Photovoltaics, now there's a starting point of an answer. Expensive as heck, energy intensive to build out, but maybe part of the solution. Discussing hydrogen as though it were a source of energy is just a dodge.

ms_canada 9 years, 9 months ago

When I was a kid growing up on a small farm in rural Saskatchewan, my daddy had a windmill built in our yard. It could get pretty windy in our part of the prairies so every night before bedtime we had to shut the mill down. One night my mother forgot to shut it off and a huge storm blew up during the night and our windmill came crashing down onto the corner of our house. Poor mom, irate dad. It was not a great loss to us electrically because all we got from it were our lights in the house. we had no electrical appliance (love that round waffle iron, RI) It was just back to the coal oil and gas lanterns. But oh my, that mill did cost my poor dad a lot of money. Mom never did live that down. We have a lot of wind turbines in the south of our province as there are very windy zones there. Too bad there can't be more as it is such a clean, cheap source.
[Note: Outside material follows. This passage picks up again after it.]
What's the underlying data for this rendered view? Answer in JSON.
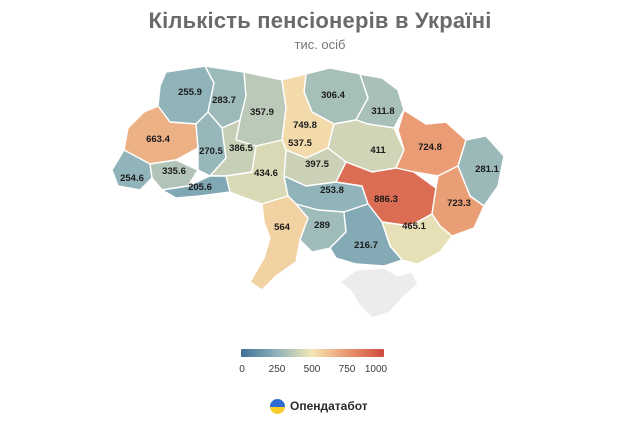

Frederic Gutknecht IV 9 years, 9 months ago

Jonas beat me to the punch so I'm going with... soylent green. We've got supplies out the wazoo, or thereabouts. The stuff can be used to make biodiesel and fertilizer. Proper collection timing can also produce small amounts of ethanol. It also makes a tasty snack!~)
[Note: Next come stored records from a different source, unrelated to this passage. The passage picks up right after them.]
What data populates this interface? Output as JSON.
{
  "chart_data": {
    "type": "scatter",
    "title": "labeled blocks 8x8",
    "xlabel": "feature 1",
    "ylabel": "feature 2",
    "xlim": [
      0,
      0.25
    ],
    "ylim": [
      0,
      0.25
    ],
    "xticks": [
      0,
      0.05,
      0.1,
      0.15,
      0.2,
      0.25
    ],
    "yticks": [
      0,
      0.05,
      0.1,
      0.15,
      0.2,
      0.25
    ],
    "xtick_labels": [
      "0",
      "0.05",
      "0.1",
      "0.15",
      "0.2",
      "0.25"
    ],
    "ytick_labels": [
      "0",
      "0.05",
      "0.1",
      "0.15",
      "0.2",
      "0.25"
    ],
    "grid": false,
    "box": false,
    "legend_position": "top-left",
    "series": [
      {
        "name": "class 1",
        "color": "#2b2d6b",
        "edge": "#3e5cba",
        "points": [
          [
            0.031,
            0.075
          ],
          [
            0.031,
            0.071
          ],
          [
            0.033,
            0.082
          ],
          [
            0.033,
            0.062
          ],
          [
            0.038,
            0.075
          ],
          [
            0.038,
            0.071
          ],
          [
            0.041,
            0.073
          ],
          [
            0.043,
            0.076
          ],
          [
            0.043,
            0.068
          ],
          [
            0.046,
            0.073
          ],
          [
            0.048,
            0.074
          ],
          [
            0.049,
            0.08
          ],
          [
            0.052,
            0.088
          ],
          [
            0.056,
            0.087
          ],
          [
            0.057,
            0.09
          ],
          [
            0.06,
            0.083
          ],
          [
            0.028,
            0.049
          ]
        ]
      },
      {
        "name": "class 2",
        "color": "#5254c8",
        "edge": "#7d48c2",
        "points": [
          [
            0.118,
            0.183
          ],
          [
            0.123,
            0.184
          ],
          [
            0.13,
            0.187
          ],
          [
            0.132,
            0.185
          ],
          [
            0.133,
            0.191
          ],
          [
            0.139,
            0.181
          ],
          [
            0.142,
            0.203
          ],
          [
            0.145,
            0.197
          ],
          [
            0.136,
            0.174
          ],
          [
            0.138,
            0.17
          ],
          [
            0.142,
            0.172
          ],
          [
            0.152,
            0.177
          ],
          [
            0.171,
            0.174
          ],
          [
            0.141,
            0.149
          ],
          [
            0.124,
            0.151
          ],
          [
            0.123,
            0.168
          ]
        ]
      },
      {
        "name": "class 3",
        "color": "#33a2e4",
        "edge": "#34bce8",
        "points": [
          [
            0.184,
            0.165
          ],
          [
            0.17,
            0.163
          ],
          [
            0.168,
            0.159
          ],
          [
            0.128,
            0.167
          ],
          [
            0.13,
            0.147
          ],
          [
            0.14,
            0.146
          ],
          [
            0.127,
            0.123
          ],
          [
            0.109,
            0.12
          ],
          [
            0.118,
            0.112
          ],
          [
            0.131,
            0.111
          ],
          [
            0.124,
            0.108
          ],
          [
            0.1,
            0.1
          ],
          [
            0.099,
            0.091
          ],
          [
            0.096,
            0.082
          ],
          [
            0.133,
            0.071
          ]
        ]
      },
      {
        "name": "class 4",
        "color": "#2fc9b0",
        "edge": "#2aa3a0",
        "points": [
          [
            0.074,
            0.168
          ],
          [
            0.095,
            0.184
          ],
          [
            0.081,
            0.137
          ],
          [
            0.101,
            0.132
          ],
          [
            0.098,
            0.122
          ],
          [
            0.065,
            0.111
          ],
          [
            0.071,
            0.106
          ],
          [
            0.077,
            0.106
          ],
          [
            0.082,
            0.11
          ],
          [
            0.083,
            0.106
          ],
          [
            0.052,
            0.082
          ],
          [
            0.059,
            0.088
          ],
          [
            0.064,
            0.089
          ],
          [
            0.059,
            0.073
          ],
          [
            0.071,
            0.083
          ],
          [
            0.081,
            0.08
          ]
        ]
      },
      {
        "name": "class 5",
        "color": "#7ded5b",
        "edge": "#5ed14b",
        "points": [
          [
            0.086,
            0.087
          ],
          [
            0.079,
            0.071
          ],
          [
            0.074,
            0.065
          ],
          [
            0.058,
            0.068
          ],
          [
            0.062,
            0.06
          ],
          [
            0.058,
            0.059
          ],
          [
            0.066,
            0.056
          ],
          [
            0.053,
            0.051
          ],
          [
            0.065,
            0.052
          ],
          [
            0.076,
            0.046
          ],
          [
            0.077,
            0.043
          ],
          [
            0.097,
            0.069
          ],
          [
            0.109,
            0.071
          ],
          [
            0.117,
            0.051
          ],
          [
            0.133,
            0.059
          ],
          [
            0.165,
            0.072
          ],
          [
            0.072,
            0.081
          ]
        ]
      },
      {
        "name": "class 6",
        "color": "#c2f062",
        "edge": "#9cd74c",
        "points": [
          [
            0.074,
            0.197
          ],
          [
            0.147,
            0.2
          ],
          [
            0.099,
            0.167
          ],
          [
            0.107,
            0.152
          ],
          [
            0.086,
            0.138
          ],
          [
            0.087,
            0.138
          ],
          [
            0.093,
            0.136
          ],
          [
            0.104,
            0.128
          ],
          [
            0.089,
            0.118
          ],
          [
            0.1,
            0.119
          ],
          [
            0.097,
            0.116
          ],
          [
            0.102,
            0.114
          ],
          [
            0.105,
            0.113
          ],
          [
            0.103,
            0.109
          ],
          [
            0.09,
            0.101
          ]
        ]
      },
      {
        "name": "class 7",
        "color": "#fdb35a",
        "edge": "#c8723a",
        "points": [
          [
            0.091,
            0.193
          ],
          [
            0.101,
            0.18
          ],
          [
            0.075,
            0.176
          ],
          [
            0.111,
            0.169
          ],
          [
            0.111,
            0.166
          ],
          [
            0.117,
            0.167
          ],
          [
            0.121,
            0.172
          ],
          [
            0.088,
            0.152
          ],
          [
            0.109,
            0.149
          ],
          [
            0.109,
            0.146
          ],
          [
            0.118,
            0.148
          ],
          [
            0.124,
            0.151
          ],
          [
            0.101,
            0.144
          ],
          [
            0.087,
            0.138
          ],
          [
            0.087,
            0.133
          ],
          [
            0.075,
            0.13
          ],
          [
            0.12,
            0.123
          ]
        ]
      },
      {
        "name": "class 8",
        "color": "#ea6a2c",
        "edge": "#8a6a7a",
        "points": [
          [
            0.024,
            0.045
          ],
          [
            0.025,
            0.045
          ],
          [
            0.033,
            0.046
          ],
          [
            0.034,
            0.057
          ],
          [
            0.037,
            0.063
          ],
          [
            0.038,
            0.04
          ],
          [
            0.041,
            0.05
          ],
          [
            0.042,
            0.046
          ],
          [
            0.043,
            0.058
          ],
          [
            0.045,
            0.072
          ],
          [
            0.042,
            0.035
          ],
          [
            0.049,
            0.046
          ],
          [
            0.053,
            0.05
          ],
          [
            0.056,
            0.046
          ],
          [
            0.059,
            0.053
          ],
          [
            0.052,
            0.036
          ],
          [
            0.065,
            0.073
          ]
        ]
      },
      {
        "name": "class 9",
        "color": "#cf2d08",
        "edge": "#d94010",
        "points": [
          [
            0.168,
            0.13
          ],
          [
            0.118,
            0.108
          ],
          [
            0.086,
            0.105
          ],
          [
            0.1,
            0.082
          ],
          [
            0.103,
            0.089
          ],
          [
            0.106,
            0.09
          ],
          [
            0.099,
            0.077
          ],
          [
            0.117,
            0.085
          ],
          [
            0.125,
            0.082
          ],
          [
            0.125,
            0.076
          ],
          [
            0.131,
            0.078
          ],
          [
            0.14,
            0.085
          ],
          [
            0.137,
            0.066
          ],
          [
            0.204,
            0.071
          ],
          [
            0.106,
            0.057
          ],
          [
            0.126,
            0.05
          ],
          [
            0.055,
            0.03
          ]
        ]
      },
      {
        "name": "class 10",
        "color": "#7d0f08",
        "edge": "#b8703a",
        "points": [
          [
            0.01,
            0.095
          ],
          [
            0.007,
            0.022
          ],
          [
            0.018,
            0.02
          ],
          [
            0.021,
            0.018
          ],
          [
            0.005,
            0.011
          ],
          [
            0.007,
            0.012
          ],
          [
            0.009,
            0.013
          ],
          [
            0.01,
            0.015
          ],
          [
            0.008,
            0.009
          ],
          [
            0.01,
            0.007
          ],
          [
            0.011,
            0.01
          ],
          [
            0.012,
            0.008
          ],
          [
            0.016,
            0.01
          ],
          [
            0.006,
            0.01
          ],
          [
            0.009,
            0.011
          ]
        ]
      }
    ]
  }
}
camper 9 years, 9 months ago

This comment is half serious. But wouldn't it be neat if an excercise bike were connected to a generator? Just a thought. But I do believe electric generators deriving power from alternate sources such as wind, hydro, and solar could create a new industry that we should tap into. It makes sense that we should realize this. Many small scale advancements such as this could add up to something significant.

Mkh 9 years, 9 months ago

Hydrogen and Biodiesel/Ethanol will not work... Wind and Solar are the way to go. But the only real solution is drastically reducing Consumption.
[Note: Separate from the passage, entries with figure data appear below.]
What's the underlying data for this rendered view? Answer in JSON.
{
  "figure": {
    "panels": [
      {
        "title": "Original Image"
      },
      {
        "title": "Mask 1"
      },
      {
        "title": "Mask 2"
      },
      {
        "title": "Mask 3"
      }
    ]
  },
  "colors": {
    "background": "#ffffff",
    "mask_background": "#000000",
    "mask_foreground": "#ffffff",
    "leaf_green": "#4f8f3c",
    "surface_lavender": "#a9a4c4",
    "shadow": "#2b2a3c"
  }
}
Lifelong_Lawrencian 9 years, 9 months ago

The only current viable option the will make any significant dent is nuclear. The sooner people accept this fact the sooner we will start reducing carbon emissions. Current plants use large fuel assemblies to contain the uranium pellets. Once spent, these assemblies along with lots of other stuff are stored in containment buildings on site since we can't yet use the depository at Yucca mountain. I have heard that we already have accumulated more "waste" than will fit in the depository. The answer is obvious . . .recycle. This is what the French have been doing for years. New plant designs called Pebble Bed reactors ( ) use balls of uranium for fuel that are much more easily recycled and fed into the reactor at the top and removed from the bottom as they are spent, which greatly reduces expensive downtime.